Filmé au plus près des corps et des visages avec une caméra immersive, La Vie d’Adèle : Chapitres 1 et 2, en véritable drame passionnel, s’impose comme l’une des plus belles chroniques amoureuses du cinéma contemporain.
Moi, Daniel Blake (Ken Loach, 2016)
Daniel Blake (Dave Johns), un menuisier anglais de 59 ans, se voit interdire de travailler par ses médecins après un grave accident cardiaque. Contraint de se tourner vers l’aide sociale, il se retrouve pris au piège des rouages absurdes d’une administration rigide, croisant sur sa route Rachel (Hayley Squires), une jeune mère célibataire contrainte d’accepter un logement social loin de sa ville natale pour éviter la rue.
Moi, Daniel Blake, d’une dignité bouleversante, dénonce la précarité et la violence des institutions étatiques avec un sens aigu de la révolte et de l’empathie humaine. Un long-métrage militant incontournable, démontrant que la solidarité reste le plus beau rempart contre l’indifférence sociale.
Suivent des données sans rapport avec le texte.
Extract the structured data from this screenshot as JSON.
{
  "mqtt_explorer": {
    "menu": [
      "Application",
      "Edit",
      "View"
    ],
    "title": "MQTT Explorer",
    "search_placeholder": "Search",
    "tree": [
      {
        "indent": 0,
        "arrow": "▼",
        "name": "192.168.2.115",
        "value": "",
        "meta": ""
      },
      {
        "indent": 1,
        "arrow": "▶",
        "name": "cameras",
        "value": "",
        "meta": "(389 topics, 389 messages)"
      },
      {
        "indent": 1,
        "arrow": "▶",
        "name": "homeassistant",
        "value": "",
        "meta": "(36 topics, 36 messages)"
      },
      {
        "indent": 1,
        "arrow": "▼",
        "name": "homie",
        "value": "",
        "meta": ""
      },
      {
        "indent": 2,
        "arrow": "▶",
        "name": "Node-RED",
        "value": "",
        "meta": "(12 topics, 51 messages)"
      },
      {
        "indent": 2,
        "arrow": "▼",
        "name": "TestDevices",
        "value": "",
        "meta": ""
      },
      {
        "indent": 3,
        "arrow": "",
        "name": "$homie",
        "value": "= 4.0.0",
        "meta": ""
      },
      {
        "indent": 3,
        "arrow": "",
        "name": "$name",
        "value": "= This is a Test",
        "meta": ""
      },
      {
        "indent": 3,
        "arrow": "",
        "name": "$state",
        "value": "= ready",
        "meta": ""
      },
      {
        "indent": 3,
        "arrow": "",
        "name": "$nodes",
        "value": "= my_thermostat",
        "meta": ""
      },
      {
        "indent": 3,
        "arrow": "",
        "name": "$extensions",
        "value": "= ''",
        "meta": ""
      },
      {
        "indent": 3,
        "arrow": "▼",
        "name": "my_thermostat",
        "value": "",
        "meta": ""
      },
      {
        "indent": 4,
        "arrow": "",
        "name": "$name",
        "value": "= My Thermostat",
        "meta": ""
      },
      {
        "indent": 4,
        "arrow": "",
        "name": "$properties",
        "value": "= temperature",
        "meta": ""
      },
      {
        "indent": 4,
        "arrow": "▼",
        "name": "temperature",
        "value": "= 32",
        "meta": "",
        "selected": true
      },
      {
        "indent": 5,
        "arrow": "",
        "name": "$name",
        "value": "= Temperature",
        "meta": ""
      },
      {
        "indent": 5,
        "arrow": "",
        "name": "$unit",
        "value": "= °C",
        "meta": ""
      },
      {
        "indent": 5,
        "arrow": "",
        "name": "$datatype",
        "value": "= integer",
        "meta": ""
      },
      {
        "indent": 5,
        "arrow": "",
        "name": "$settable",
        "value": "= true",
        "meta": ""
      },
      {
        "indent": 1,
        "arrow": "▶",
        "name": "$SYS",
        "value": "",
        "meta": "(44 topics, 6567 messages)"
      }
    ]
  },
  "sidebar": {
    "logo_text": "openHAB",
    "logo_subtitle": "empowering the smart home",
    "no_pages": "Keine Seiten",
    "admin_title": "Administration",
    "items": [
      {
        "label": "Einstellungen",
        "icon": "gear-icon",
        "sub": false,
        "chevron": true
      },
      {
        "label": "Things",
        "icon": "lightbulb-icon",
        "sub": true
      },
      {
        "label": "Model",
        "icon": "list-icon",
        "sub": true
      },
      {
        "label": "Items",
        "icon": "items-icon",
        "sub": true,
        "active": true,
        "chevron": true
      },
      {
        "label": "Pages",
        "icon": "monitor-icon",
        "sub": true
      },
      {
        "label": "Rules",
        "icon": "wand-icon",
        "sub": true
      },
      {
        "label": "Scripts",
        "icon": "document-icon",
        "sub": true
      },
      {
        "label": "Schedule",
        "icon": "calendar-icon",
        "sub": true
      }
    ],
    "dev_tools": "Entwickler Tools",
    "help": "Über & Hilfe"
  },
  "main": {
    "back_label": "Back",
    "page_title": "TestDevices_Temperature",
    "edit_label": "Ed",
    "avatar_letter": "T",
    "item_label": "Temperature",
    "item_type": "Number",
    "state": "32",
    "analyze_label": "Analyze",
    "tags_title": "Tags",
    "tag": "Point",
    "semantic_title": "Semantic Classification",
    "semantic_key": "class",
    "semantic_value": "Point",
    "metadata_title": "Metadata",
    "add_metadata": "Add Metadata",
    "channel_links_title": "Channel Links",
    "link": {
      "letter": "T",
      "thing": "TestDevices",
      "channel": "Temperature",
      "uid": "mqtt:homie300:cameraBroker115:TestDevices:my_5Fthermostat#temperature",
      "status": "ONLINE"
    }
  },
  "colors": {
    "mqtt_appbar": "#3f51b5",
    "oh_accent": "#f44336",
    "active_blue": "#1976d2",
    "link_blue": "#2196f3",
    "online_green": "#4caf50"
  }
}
Une affaire de famille (Hirokazu Kore-eda, 2018)
En périphérie de Tokyo, une famille unie vivant dans une extrême pauvreté survit grâce aux larcins commis par Osamu (Lily Franky) et son fils. En rentrant d’une de leurs expéditions, ils découvrent une fillette délaissée sur un balcon et décident, sous le regard de la matriarche Hatsue (Kirin Kiki), de l’adopter au sein de leur foyer aimant, jusqu’au jour où un incident révèle les secrets cachés de leur clan.
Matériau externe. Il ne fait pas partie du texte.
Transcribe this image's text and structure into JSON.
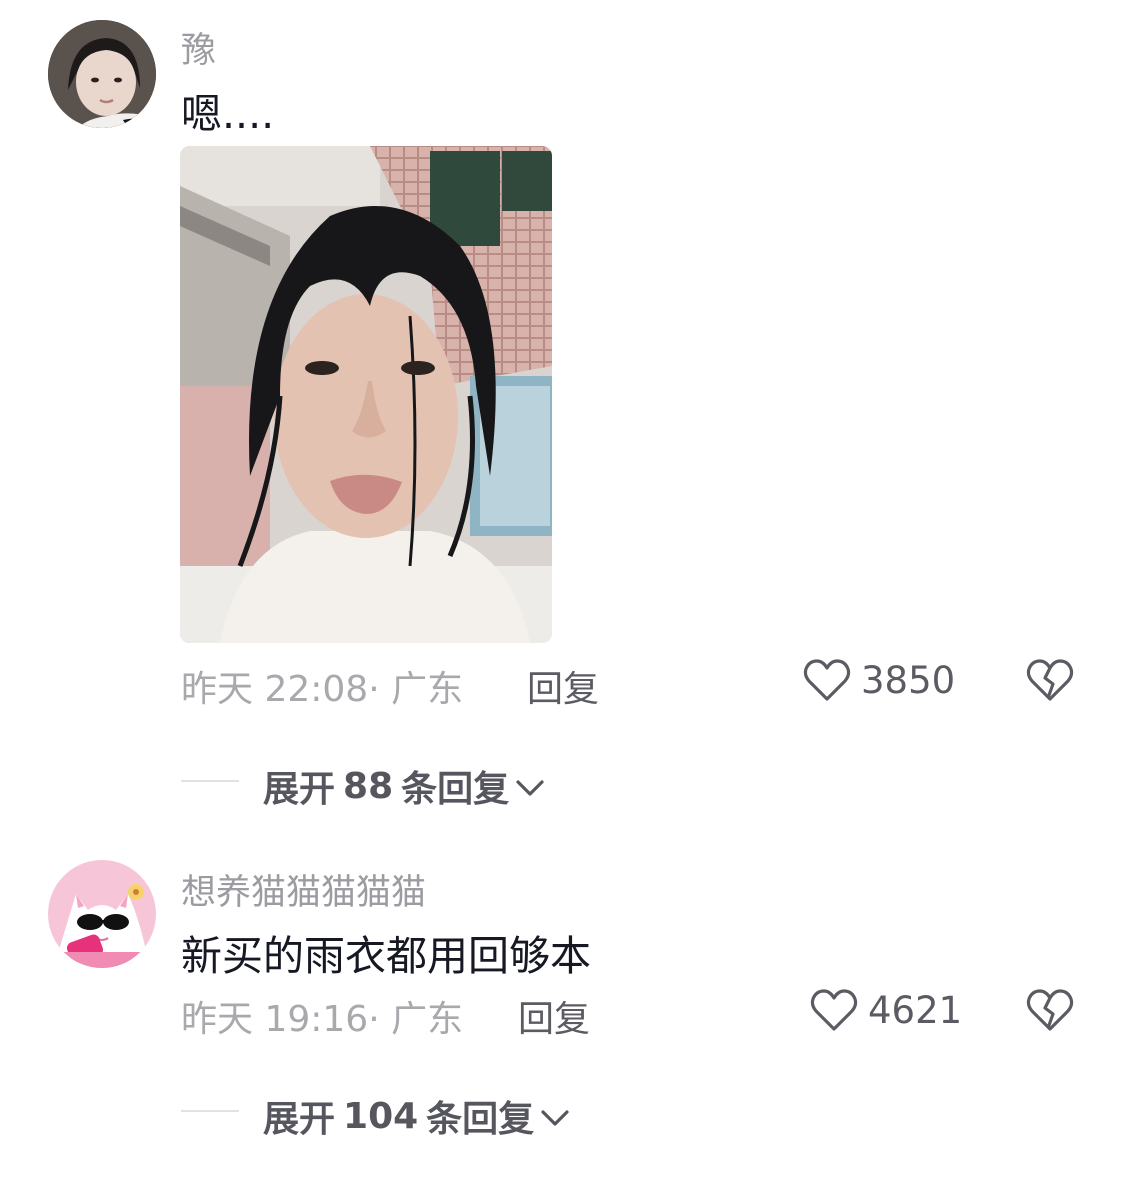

D’une douceur infinie et d’une subtilité sociologique rare, Une affaire de famille redéfinit avec poésie la notion de cellule familiale en démontrant que les liens du cœur surpassent parfois largement ceux du sang.
Parasite (Bong Joon-ho, 2019)
La famille du patriarche Ki-taek (Song Kang-ho), entièrement au chômage, vit de petits boulots précaires dans un sombre sous-sol de Séoul. La chance leur sourit lorsque le fils aîné réussit à se faire engager comme tuteur auprès de la richissime famille de Monsieur Park (Lee Sun-kyun). Par des ruses machiavéliques, les différents membres du clan parviennent un à un à infiltrer la somptueuse demeure bourgeoise en remplaçant le personnel de maison.
Véritable phénomène planétaire ayant marqué l’histoire des Oscars et du festival cannois, cette comédie noire féroce mêle brillamment les genres du thriller, de la satire sociale et du drame horrifique. En opposant l’ingéniosité des déshérités à la naïveté des ultra-riches, Parasite s’impose comme un chef-d’œuvre absolu de mise en scène.
Anatomie d’une chute (Justine Triet, 2023)
Sandra (Sandra Hüller), une autrice allemande à succès, vit isolée dans un chalet des Alpes avec son époux Samuel et leur fils malvoyant, Daniel (Milo Machado-Graner). Lorsque Samuel est retrouvé sans vie dans la neige, Sandra est rapidement inculpée pour meurtre, transformant son procès public mené sous les yeux de son avocat Maître Renzi (Swann Arlaud) en une dissection clinique de l’histoire de son couple.
D’une intelligence d’écriture remarquable, Anatomie d’une chute transcende le traditionnel thriller judiciaire pour livrer une analyse fascinante sur la construction de la vérité et la complexité des relations conjugales.